The markers for attention deficit hyperactivity disorder, or ADHD, include difficulty concentrating, trouble following directions, restlessness, and impulsivity -- qualities that can make it hard for a child to participate in some activities. That doesn't mean your child with ADHD can't play sports or pick up an extracurricular, of course, but some choices will be better than others.
The activities that work best for your child will depend on the type of ADHD she has, or her primary symptoms. There are three types of ADHD: primarily inattentive, primarily hyperactive/impulsive, and a combination of both. A child who is mostly inattentive might find the chaos of team sports too overwhelming and loud, while a child with hyperactive/impulsive ADHD may find activities that involve a lot of waiting around (softball or T-ball, for instance) are too tough to handle.
"Physical activity in general is very beneficial to kids with ADHD," says psychologist Mark Stein, Ph.D., director of the PEARL Clinic (Program to Enhance Attention, Regulation, and Learning) at Seattle Children's Hospital. "I often recommend that they do an aerobic activity three to four times a week. Exercise helps attention, and it improves self-esteem."

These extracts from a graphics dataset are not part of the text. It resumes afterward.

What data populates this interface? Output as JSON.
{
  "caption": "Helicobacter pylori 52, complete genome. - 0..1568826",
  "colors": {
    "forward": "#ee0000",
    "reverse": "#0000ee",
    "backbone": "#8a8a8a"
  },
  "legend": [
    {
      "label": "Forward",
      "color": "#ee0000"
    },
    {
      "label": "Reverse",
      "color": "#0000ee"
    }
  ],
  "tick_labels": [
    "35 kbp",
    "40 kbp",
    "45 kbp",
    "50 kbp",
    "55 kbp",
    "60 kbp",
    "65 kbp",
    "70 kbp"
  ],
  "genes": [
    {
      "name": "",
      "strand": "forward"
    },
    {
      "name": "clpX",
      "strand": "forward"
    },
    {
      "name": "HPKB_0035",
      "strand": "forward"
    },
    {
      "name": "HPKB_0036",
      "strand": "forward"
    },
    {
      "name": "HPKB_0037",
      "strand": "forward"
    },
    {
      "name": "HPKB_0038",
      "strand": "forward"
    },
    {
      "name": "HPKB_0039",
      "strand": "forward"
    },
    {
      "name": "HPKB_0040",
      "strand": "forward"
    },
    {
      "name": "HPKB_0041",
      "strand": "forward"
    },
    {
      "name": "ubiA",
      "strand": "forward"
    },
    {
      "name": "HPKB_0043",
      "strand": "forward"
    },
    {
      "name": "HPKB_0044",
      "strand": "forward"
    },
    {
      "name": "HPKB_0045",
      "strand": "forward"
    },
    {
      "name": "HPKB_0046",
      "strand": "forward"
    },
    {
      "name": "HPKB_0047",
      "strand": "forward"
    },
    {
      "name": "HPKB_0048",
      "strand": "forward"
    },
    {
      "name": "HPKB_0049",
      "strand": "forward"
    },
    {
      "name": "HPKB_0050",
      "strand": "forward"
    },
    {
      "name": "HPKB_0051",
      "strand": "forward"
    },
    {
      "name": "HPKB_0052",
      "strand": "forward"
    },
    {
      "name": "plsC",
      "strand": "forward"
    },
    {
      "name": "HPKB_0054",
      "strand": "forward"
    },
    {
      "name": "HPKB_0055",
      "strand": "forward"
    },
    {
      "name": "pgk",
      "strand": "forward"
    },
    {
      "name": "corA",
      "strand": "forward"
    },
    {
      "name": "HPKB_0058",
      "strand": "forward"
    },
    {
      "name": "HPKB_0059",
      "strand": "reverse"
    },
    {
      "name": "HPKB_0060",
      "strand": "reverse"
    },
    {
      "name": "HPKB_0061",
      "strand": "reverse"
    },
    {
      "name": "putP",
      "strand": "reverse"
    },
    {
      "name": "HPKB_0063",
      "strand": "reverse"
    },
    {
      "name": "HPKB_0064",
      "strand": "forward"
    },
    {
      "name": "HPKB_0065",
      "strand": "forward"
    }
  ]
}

Kids with the hyperactive part of ADHD are going to be drawn to team sports, but the child's impulsivity and lack of focus don't lend themselves to success. Individual sports such as martial arts, wrestling, tennis, and swimming are better choices. And when you're checking out martial arts programs, avoid those that involve a lot of yelling, which can be a little overwhelming for kids, says Heidi Tringali, an occupational therapist with Tringali Occupational Therapy Services in Charlotte. Request a trial session or ask to observe a class before signing up, to make sure that the volume and pace are a good match for your child.
"My son is small for his age, so he is not into sports," says Katherine Slack, whose 9-year-old son has ADHD. "But he loves Cub Scouts. It keeps his attention when we have a den meeting, and he really gets into the activities they have throughout the whole year."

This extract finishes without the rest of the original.